Most recently, tests found that an AI toy from China is regaling children with Chinese Communist Party talking points, telling them that “Taiwan is an inalienable part of China” and defending the honor of the country’s president Xi Jinping.
As these horror stories rolled in, Mattel went silent for months on the future of its collaboration with Sam Altman's AI juggernaut. That is, until Monday, when it told Axios that the still-ill-defined product's rollout had been delayed.
A spokesperson for OpenAI confirmed, "We don't have anything planned for the holiday season," and added that when a product finally comes out, it will be aimed at older teenagers rather than young children.
Rachel Franz, director of Fairplay’s Young Children Thrive Offline program, praised Mattel's decision to delay the release: "Given the threat that AI poses to children’s development, not to mention their safety and privacy, such caution is more than warranted," she said.

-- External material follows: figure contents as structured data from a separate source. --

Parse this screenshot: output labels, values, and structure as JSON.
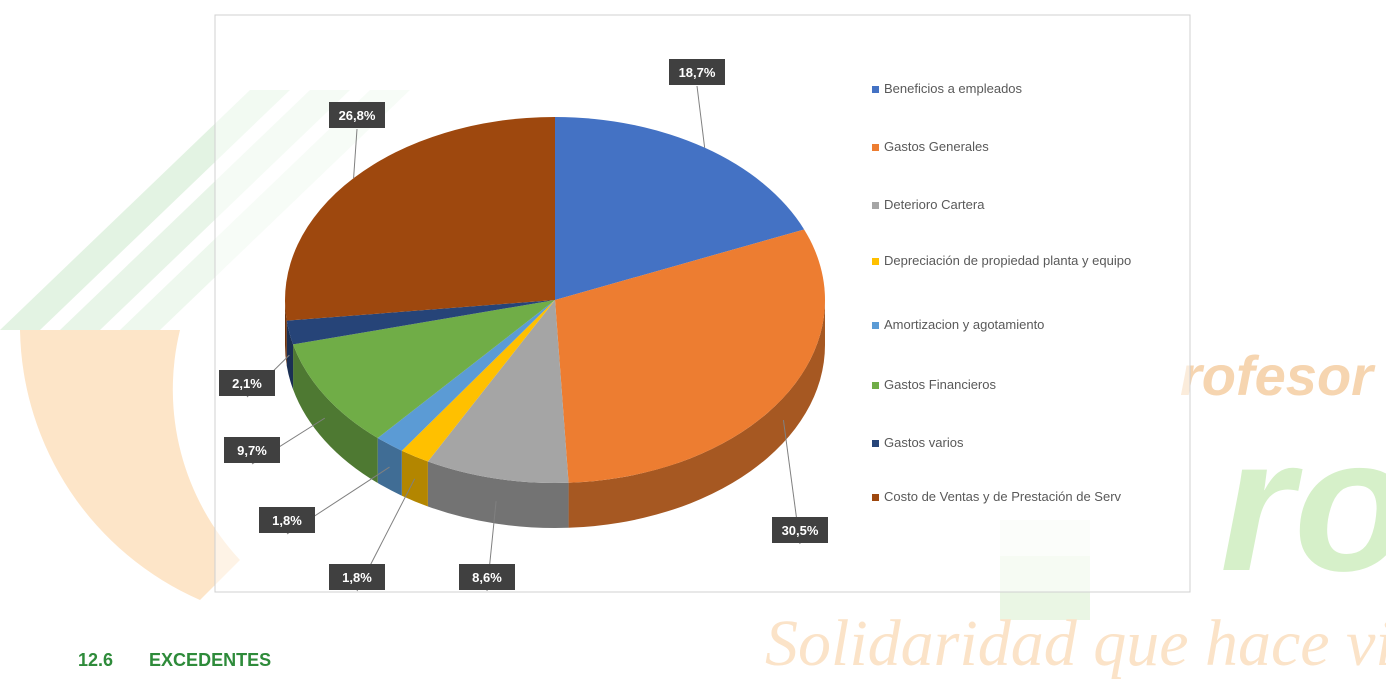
{
  "heading": {
    "number": "12.6",
    "title": "EXCEDENTES"
  },
  "watermark": {
    "slogan": "Solidaridad que hace vida",
    "word": "rofesor",
    "big": "ro"
  },
  "chart_data": {
    "type": "pie",
    "categories": [
      "Beneficios a empleados",
      "Gastos Generales",
      "Deterioro Cartera",
      "Depreciación de propiedad planta y equipo",
      "Amortizacion  y agotamiento",
      "Gastos Financieros",
      "Gastos varios",
      "Costo de Ventas y de Prestación de Serv"
    ],
    "values": [
      18.7,
      30.5,
      8.6,
      1.8,
      1.8,
      9.7,
      2.1,
      26.8
    ],
    "value_labels": [
      "18,7%",
      "30,5%",
      "8,6%",
      "1,8%",
      "1,8%",
      "9,7%",
      "2,1%",
      "26,8%"
    ],
    "colors": [
      "#4472c4",
      "#ed7d31",
      "#a5a5a5",
      "#ffc000",
      "#5b9bd5",
      "#70ad47",
      "#264478",
      "#9e480e"
    ],
    "legend": "right"
  }
}
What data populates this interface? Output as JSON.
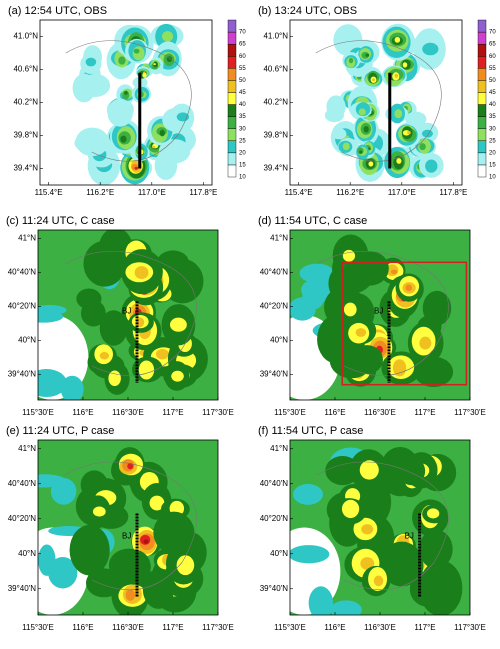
{
  "panels": [
    {
      "title": "(a) 12:54 UTC, OBS",
      "kind": "obs"
    },
    {
      "title": "(b) 13:24 UTC, OBS",
      "kind": "obs"
    },
    {
      "title": "(c) 11:24 UTC, C case",
      "kind": "model"
    },
    {
      "title": "(d) 11:54 UTC, C case",
      "kind": "model",
      "box": true
    },
    {
      "title": "(e) 11:24 UTC, P case",
      "kind": "model"
    },
    {
      "title": "(f) 11:54 UTC, P case",
      "kind": "model"
    }
  ],
  "obs_axes": {
    "xlabels": [
      "115.4°E",
      "116.2°E",
      "117.0°E",
      "117.8°E"
    ],
    "ylabels": [
      "41.0°N",
      "40.6°N",
      "40.2°N",
      "39.8°N",
      "39.4°N"
    ]
  },
  "model_axes": {
    "xlabels": [
      "115°30'E",
      "116°E",
      "116°30'E",
      "117°E",
      "117°30'E"
    ],
    "ylabels": [
      "41°N",
      "40°40'N",
      "40°20'N",
      "40°N",
      "39°40'N"
    ]
  },
  "bj_label": "BJ",
  "colorbar": {
    "labels": [
      "10",
      "15",
      "20",
      "25",
      "30",
      "35",
      "40",
      "45",
      "50",
      "55",
      "60",
      "65",
      "70"
    ],
    "colors": [
      "#ffffff",
      "#a6f0f0",
      "#2fc6c6",
      "#90e060",
      "#3cb043",
      "#1a7f1a",
      "#ffff40",
      "#f0c020",
      "#f08c20",
      "#e02020",
      "#b01010",
      "#d040d0",
      "#9060d0"
    ]
  }
}
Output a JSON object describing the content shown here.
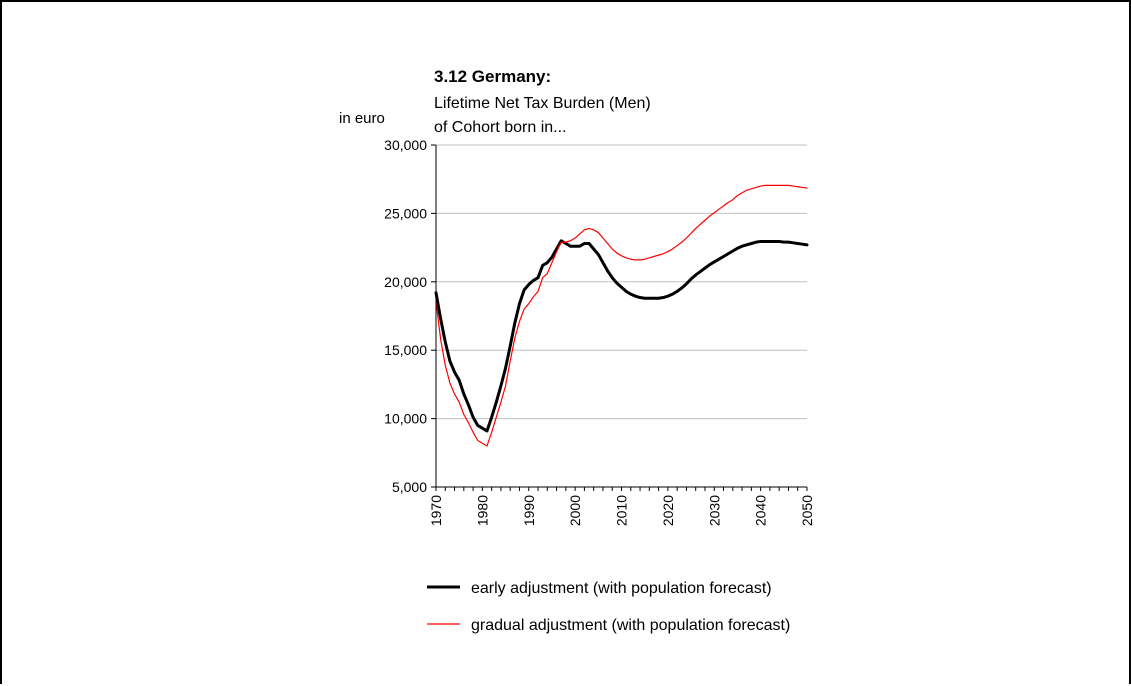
{
  "chart_data": {
    "type": "line",
    "title": "3.12 Germany:",
    "subtitle_lines": [
      "Lifetime Net Tax Burden (Men)",
      "of Cohort born in..."
    ],
    "ylabel": "in euro",
    "xlabel": "",
    "ylim": [
      5000,
      30000
    ],
    "xlim": [
      1970,
      2050
    ],
    "y_ticks": [
      5000,
      10000,
      15000,
      20000,
      25000,
      30000
    ],
    "y_tick_labels": [
      "5,000",
      "10,000",
      "15,000",
      "20,000",
      "25,000",
      "30,000"
    ],
    "x_ticks": [
      1970,
      1980,
      1990,
      2000,
      2010,
      2020,
      2030,
      2040,
      2050
    ],
    "x_tick_labels": [
      "1970",
      "1980",
      "1990",
      "2000",
      "2010",
      "2020",
      "2030",
      "2040",
      "2050"
    ],
    "grid": "horizontal",
    "legend_position": "bottom",
    "series": [
      {
        "name": "early adjustment (with population forecast)",
        "color": "#000000",
        "width": 3,
        "points": [
          [
            1970,
            19200
          ],
          [
            1971,
            17300
          ],
          [
            1972,
            15600
          ],
          [
            1973,
            14200
          ],
          [
            1974,
            13400
          ],
          [
            1975,
            12800
          ],
          [
            1976,
            11800
          ],
          [
            1977,
            11000
          ],
          [
            1978,
            10100
          ],
          [
            1979,
            9500
          ],
          [
            1980,
            9300
          ],
          [
            1981,
            9100
          ],
          [
            1982,
            10100
          ],
          [
            1983,
            11200
          ],
          [
            1984,
            12400
          ],
          [
            1985,
            13700
          ],
          [
            1986,
            15300
          ],
          [
            1987,
            17000
          ],
          [
            1988,
            18400
          ],
          [
            1989,
            19400
          ],
          [
            1990,
            19800
          ],
          [
            1991,
            20100
          ],
          [
            1992,
            20300
          ],
          [
            1993,
            21200
          ],
          [
            1994,
            21400
          ],
          [
            1995,
            21800
          ],
          [
            1996,
            22400
          ],
          [
            1997,
            23000
          ],
          [
            1998,
            22800
          ],
          [
            1999,
            22600
          ],
          [
            2000,
            22600
          ],
          [
            2001,
            22600
          ],
          [
            2002,
            22800
          ],
          [
            2003,
            22800
          ],
          [
            2004,
            22400
          ],
          [
            2005,
            22000
          ],
          [
            2006,
            21400
          ],
          [
            2007,
            20800
          ],
          [
            2008,
            20300
          ],
          [
            2009,
            19900
          ],
          [
            2010,
            19600
          ],
          [
            2011,
            19300
          ],
          [
            2012,
            19100
          ],
          [
            2013,
            18950
          ],
          [
            2014,
            18850
          ],
          [
            2015,
            18800
          ],
          [
            2016,
            18800
          ],
          [
            2017,
            18800
          ],
          [
            2018,
            18800
          ],
          [
            2019,
            18850
          ],
          [
            2020,
            18950
          ],
          [
            2021,
            19100
          ],
          [
            2022,
            19300
          ],
          [
            2023,
            19550
          ],
          [
            2024,
            19850
          ],
          [
            2025,
            20200
          ],
          [
            2026,
            20500
          ],
          [
            2027,
            20750
          ],
          [
            2028,
            21000
          ],
          [
            2029,
            21250
          ],
          [
            2030,
            21450
          ],
          [
            2031,
            21650
          ],
          [
            2032,
            21850
          ],
          [
            2033,
            22050
          ],
          [
            2034,
            22250
          ],
          [
            2035,
            22450
          ],
          [
            2036,
            22600
          ],
          [
            2037,
            22700
          ],
          [
            2038,
            22800
          ],
          [
            2039,
            22900
          ],
          [
            2040,
            22950
          ],
          [
            2041,
            22950
          ],
          [
            2042,
            22950
          ],
          [
            2043,
            22950
          ],
          [
            2044,
            22950
          ],
          [
            2045,
            22900
          ],
          [
            2046,
            22900
          ],
          [
            2047,
            22850
          ],
          [
            2048,
            22800
          ],
          [
            2049,
            22750
          ],
          [
            2050,
            22700
          ]
        ]
      },
      {
        "name": "gradual adjustment (with population forecast)",
        "color": "#ff0000",
        "width": 1.2,
        "points": [
          [
            1970,
            18600
          ],
          [
            1971,
            15800
          ],
          [
            1972,
            13900
          ],
          [
            1973,
            12600
          ],
          [
            1974,
            11800
          ],
          [
            1975,
            11200
          ],
          [
            1976,
            10300
          ],
          [
            1977,
            9700
          ],
          [
            1978,
            9000
          ],
          [
            1979,
            8400
          ],
          [
            1980,
            8200
          ],
          [
            1981,
            8000
          ],
          [
            1982,
            9000
          ],
          [
            1983,
            10100
          ],
          [
            1984,
            11200
          ],
          [
            1985,
            12400
          ],
          [
            1986,
            14200
          ],
          [
            1987,
            15900
          ],
          [
            1988,
            17100
          ],
          [
            1989,
            18000
          ],
          [
            1990,
            18400
          ],
          [
            1991,
            18900
          ],
          [
            1992,
            19300
          ],
          [
            1993,
            20300
          ],
          [
            1994,
            20600
          ],
          [
            1995,
            21400
          ],
          [
            1996,
            22200
          ],
          [
            1997,
            22900
          ],
          [
            1998,
            22900
          ],
          [
            1999,
            23000
          ],
          [
            2000,
            23200
          ],
          [
            2001,
            23500
          ],
          [
            2002,
            23800
          ],
          [
            2003,
            23900
          ],
          [
            2004,
            23800
          ],
          [
            2005,
            23600
          ],
          [
            2006,
            23200
          ],
          [
            2007,
            22800
          ],
          [
            2008,
            22400
          ],
          [
            2009,
            22100
          ],
          [
            2010,
            21900
          ],
          [
            2011,
            21750
          ],
          [
            2012,
            21650
          ],
          [
            2013,
            21600
          ],
          [
            2014,
            21600
          ],
          [
            2015,
            21650
          ],
          [
            2016,
            21750
          ],
          [
            2017,
            21850
          ],
          [
            2018,
            21950
          ],
          [
            2019,
            22050
          ],
          [
            2020,
            22200
          ],
          [
            2021,
            22400
          ],
          [
            2022,
            22650
          ],
          [
            2023,
            22900
          ],
          [
            2024,
            23200
          ],
          [
            2025,
            23550
          ],
          [
            2026,
            23900
          ],
          [
            2027,
            24200
          ],
          [
            2028,
            24500
          ],
          [
            2029,
            24800
          ],
          [
            2030,
            25050
          ],
          [
            2031,
            25300
          ],
          [
            2032,
            25550
          ],
          [
            2033,
            25800
          ],
          [
            2034,
            26000
          ],
          [
            2035,
            26300
          ],
          [
            2036,
            26500
          ],
          [
            2037,
            26700
          ],
          [
            2038,
            26800
          ],
          [
            2039,
            26900
          ],
          [
            2040,
            27000
          ],
          [
            2041,
            27050
          ],
          [
            2042,
            27050
          ],
          [
            2043,
            27050
          ],
          [
            2044,
            27050
          ],
          [
            2045,
            27050
          ],
          [
            2046,
            27050
          ],
          [
            2047,
            27000
          ],
          [
            2048,
            26950
          ],
          [
            2049,
            26900
          ],
          [
            2050,
            26850
          ]
        ]
      }
    ]
  }
}
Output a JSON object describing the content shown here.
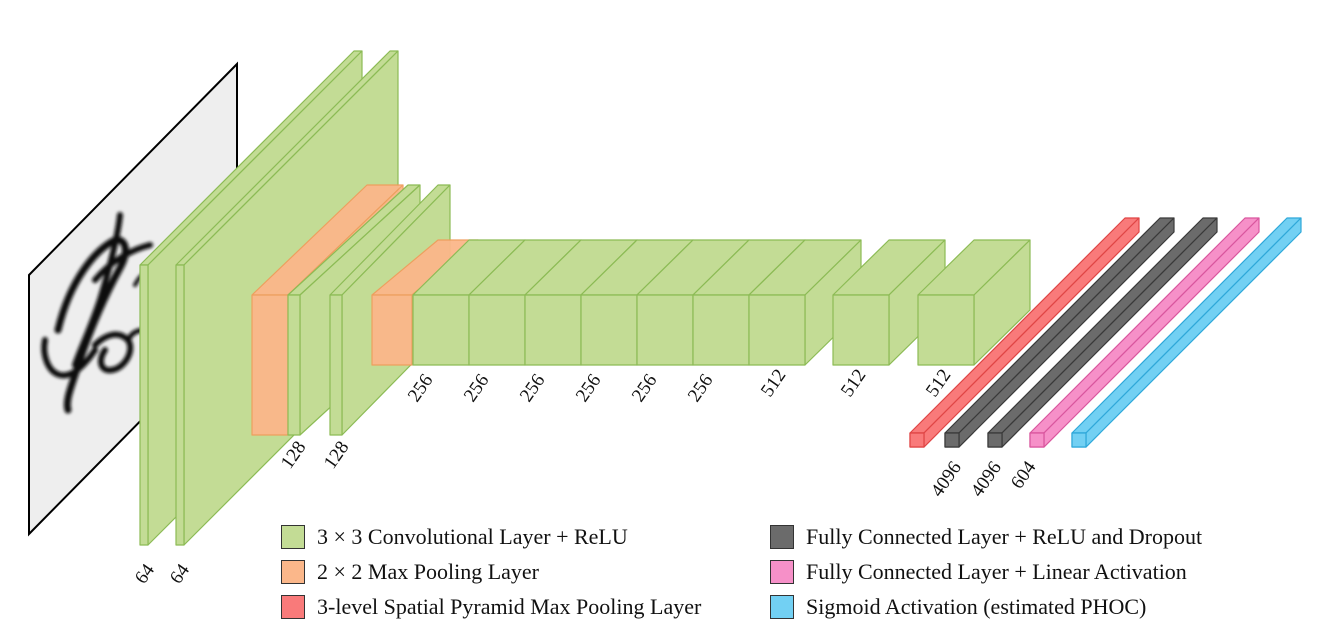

But she added that merely putting the rollout of AI toys on pause was not enough.
"We urge Mattel to make this delay permanent. AI toys are not safe for kids. They disrupt children's relationships, invade family privacy, displace key learning activities, and more," Franz said. "Mattel has an opportunity to be a real leader here—not in the race to the bottom to hook kids on AI—but in putting children’s needs first and scrapping its plans for AI toys altogether.”